The overall impression, then, is of an industry which, as a whole, is a little at sea. Offering the simple observation that it took some years before anybody saw too many profits from the internet, that content designers take time to find their rhythm with a new medium and markets take time to mature is likely to be little comfort to those who are in a situation where they have a lot of glossy, expensive content in the pipeline and very few customers volunteering to pay for it.
Media historians on the whole get paid far too little to be allowed to speak at such events, but had one snuck on stage s/he might have offered that insofar as we can make any general claims about media change, it is often very simple applications, with a quasi-didactic function, that ‘break’ new entertainment media. From the history of games we can see that Pong and its clones initiated arcade and home console gaming with bare-bones visuals and interactivity; cartridge-based hand-held gaming arrived with Tetris; and Snake showed us how to play with our 2G mobiles. Content designers need to think not about shoehorning content from other media onto the one-inch screen, and relying on marketers to goad the audience into buying it, but about investing in content design (like Pocket Kingdom) that is sympathetic with and extensive of the characteristics of the medium, and new media educators and researchers need to think about how to conceptualise such design.
References
Foe, Scott (2005) ‘Creating games, community and entertainment.’ Presentation given at ‘Mobile Content World’ conference, Olympia, London, 15th-18th September 2005.
Pace, John (2005) ‘All aboard!
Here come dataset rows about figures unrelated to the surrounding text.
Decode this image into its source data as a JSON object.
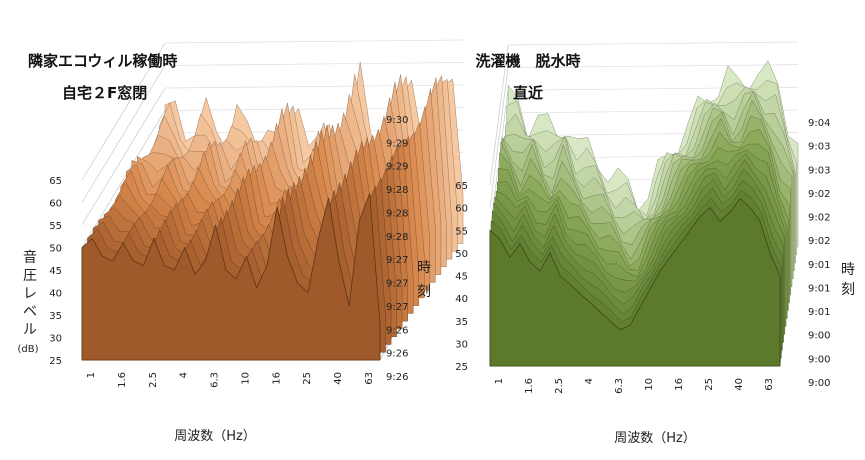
{
  "chart_data": [
    {
      "type": "surface",
      "title_lines": [
        "隣家エコウィル稼働時",
        "自宅２F窓閉"
      ],
      "xlabel": "周波数（Hz）",
      "ylabel_chars": [
        "音",
        "圧",
        "レ",
        "ベ",
        "ル"
      ],
      "ylabel_unit": "(dB)",
      "zlabel_chars": [
        "時",
        "刻"
      ],
      "x_ticks": [
        "1",
        "1.6",
        "2.5",
        "4",
        "6.3",
        "10",
        "16",
        "25",
        "40",
        "63"
      ],
      "y_ticks": [
        "25",
        "30",
        "35",
        "40",
        "45",
        "50",
        "55",
        "60",
        "65"
      ],
      "ylim": [
        25,
        65
      ],
      "time_ticks": [
        "9:26",
        "9:26",
        "9:26",
        "9:27",
        "9:27",
        "9:27",
        "9:28",
        "9:28",
        "9:28",
        "9:29",
        "9:29",
        "9:30"
      ],
      "colors": {
        "front": "#a0592a",
        "mid": "#d98a4e",
        "top": "#f6c9a3"
      },
      "profile_db": [
        50,
        52,
        48,
        47,
        51,
        47,
        46,
        52,
        46,
        45,
        50,
        44,
        47,
        55,
        45,
        43,
        48,
        41,
        46,
        59,
        48,
        42,
        40,
        52,
        61,
        47,
        37,
        56,
        62,
        33
      ]
    },
    {
      "type": "surface",
      "title_lines": [
        "洗濯機　脱水時",
        "直近"
      ],
      "xlabel": "周波数（Hz）",
      "zlabel_chars": [
        "時",
        "刻"
      ],
      "x_ticks": [
        "1",
        "1.6",
        "2.5",
        "4",
        "6.3",
        "10",
        "16",
        "25",
        "40",
        "63"
      ],
      "y_ticks": [
        "25",
        "30",
        "35",
        "40",
        "45",
        "50",
        "55",
        "60",
        "65"
      ],
      "ylim": [
        25,
        65
      ],
      "time_ticks": [
        "9:00",
        "9:00",
        "9:00",
        "9:01",
        "9:01",
        "9:01",
        "9:02",
        "9:02",
        "9:02",
        "9:03",
        "9:03",
        "9:04"
      ],
      "colors": {
        "front": "#5d7a2c",
        "mid": "#88a656",
        "top": "#d9e8c4"
      },
      "profile_db": [
        55,
        53,
        49,
        52,
        48,
        46,
        50,
        45,
        43,
        41,
        39,
        37,
        35,
        33,
        34,
        38,
        42,
        46,
        49,
        52,
        55,
        58,
        60,
        57,
        59,
        62,
        60,
        57,
        50,
        45
      ]
    }
  ]
}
Our screens are unmoored’, Metro Magazine, June.
Penev, Victor (2005) ‘The adult opportunity: Monetising mobile media.’ Presentation given at ‘Mobile Content World’ conference, Olympia, London, 15th-18th September 2005.
Price, Tanya (2005) ‘Made for mobile TV.’ Presentation given at ‘Mobile Content World’ conference, Olympia, London, 15th-18th September 2005.
Terrapinn B2B Media (2005) Mobile Content World Conference Workbook, London: Terrapinn.